一晚无论苗苗怎么邀请,陆铭也没有跟她对唱任何一首情歌。倒是顾鉴看不过去,陪着苗苗唱了几首,苗苗才渐渐地高兴起来。
音乐声,看着唱的高兴的苗苗跟顾鉴,苗壮端着酒杯凑过来,用胳膊撞了撞陆铭,“怎么了,一脸寡妇像?死了老婆了?”
这话说得恶毒,也是知道陆铭没老婆才这么说。当然了,心里也没有把苗苗当做陆铭的老婆。
陆铭不理他,倒是端起酒杯小口抿了一口。
苗壮捏着眉头,嘀咕了一句,“死气沉沉地,不知道苗苗到底看你啥了。”
说着,又往跟前挪了挪,“该不是午见了田园园那个女人,调戏不成被剪掉命根子了?”
陆铭终于有反应了,斜睨着苗壮,“你无聊不无聊?”
苗壮摇头,“不无聊,而且正有兴趣。我看你这个死样子,能猜出来,一半可能是因为田园园那个女人。
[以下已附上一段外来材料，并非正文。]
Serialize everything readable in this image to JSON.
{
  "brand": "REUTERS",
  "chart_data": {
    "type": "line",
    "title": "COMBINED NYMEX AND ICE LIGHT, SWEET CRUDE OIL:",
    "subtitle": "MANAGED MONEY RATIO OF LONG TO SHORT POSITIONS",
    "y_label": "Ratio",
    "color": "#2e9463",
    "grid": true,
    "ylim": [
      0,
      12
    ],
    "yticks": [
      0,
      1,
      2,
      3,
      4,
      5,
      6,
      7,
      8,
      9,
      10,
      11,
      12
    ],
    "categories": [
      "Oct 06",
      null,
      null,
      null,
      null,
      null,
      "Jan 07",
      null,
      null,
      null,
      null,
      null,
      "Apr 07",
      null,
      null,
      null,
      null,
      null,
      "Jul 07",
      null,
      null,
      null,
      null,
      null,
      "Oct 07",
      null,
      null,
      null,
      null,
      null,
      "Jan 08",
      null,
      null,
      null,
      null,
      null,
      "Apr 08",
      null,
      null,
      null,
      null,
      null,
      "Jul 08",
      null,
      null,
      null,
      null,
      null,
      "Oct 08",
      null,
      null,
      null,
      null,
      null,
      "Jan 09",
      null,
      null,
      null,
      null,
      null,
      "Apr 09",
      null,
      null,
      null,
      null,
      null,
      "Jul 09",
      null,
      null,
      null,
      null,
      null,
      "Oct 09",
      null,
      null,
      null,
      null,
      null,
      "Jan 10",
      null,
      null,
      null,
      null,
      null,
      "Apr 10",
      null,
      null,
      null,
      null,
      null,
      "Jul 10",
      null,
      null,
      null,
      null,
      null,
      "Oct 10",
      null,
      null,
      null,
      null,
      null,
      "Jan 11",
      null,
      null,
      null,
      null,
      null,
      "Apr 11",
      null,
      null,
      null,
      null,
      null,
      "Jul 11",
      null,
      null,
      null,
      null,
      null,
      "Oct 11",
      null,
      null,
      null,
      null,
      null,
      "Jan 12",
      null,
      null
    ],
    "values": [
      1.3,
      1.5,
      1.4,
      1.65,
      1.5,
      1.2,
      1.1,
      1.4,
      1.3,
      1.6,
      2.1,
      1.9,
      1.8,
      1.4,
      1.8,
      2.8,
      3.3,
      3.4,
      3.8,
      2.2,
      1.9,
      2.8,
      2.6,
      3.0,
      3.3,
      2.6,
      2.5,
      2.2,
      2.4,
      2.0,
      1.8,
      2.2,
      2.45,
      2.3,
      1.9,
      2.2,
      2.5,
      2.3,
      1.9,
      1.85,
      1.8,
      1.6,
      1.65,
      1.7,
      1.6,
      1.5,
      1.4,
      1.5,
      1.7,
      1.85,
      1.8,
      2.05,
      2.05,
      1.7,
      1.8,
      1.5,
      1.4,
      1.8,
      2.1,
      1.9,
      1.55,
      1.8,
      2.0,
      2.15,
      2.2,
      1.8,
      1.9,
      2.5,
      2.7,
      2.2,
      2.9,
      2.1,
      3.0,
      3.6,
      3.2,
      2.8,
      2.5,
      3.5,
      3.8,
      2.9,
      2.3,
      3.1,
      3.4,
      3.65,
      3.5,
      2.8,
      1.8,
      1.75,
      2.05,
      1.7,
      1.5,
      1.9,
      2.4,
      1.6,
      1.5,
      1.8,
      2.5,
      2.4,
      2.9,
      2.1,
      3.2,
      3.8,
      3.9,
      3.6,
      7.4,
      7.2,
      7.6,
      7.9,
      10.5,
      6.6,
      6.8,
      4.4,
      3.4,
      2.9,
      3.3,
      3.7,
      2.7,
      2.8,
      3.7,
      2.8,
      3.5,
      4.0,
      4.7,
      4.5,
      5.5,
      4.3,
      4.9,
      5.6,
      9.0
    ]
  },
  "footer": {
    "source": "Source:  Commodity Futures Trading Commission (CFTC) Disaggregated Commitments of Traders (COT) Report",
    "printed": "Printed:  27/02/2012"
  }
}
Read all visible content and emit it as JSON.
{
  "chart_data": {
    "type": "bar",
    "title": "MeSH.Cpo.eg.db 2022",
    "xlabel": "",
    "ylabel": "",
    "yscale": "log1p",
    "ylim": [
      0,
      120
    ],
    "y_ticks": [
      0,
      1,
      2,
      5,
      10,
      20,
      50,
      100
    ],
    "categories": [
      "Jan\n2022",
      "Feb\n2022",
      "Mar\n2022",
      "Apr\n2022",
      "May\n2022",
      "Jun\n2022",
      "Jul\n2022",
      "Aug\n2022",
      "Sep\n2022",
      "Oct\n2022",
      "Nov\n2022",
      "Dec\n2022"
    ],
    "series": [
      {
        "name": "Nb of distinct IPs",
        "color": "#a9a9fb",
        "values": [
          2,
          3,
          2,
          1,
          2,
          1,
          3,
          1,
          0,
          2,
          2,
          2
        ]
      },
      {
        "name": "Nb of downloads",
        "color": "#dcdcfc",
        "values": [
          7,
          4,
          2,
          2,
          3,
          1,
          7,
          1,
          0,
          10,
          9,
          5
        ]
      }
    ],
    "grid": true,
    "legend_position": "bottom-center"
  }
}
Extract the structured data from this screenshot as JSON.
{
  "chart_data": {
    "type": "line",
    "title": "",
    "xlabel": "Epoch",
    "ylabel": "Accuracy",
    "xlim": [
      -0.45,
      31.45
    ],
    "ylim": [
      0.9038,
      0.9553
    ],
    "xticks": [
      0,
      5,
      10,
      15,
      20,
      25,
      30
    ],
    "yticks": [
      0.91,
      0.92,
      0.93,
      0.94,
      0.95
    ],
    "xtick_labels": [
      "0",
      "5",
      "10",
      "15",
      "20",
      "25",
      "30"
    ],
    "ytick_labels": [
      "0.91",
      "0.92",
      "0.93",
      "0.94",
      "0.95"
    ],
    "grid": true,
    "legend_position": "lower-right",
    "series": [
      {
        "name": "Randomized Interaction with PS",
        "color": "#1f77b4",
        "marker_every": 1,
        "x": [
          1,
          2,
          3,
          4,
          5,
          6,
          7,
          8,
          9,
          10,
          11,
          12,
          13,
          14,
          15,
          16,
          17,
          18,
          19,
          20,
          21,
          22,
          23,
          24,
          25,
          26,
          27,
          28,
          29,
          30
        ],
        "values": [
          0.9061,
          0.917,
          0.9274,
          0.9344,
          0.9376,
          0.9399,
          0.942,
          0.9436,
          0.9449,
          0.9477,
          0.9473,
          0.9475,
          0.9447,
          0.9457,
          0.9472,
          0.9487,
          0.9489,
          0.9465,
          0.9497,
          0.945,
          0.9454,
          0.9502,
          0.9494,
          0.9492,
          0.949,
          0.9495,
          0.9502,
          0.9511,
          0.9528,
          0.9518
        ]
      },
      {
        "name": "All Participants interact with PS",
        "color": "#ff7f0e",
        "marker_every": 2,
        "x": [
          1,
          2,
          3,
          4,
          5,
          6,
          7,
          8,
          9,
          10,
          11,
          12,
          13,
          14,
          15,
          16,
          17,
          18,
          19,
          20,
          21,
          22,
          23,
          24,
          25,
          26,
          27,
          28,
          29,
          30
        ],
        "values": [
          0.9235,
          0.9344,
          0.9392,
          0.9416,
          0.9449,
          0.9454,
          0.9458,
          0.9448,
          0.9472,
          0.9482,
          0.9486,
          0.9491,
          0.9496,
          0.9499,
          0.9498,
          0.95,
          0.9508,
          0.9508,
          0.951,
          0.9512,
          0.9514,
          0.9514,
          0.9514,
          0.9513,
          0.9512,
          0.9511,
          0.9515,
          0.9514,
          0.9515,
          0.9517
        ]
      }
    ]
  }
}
”
以为陆铭会给自己一拳或者一脚,苗壮做好了准备,没想到陆铭突然坐正了身子,很认真地看着苗壮问道:“我表现得很明显吗?”
“我靠!”苗壮吃惊不小,忙把酒杯放到桌,“来来来,给哥哥说说,那个死女人又如何虐待你了?”
话音儿刚落,腿挨了一脚,“滚!”
苗壮怒,“不知好歹。”说完,还是舍不得走,“说说、说说。我知道这个女人不是个好东西,祸害一个又一个。”
“看看吧,连你这和尚般清心寡欲的,都被她祸害了。我得认真思考一下,有没有必要出手为民除害,收了这个妖孽!”
陆铭冷冷地看了一眼苗壮,“你准备怎么出手,我倒想听听。”
苗壮张口结舌,“我我一枪崩了她!”
“土匪!”陆铭冷哼了一声,端起酒杯,看着正跟顾鉴对唱的苗苗,“把你妹妹弄走,以后少在我面前晃。赶紧给她找个男人嫁出去,我们两家都轻省了。拜托。”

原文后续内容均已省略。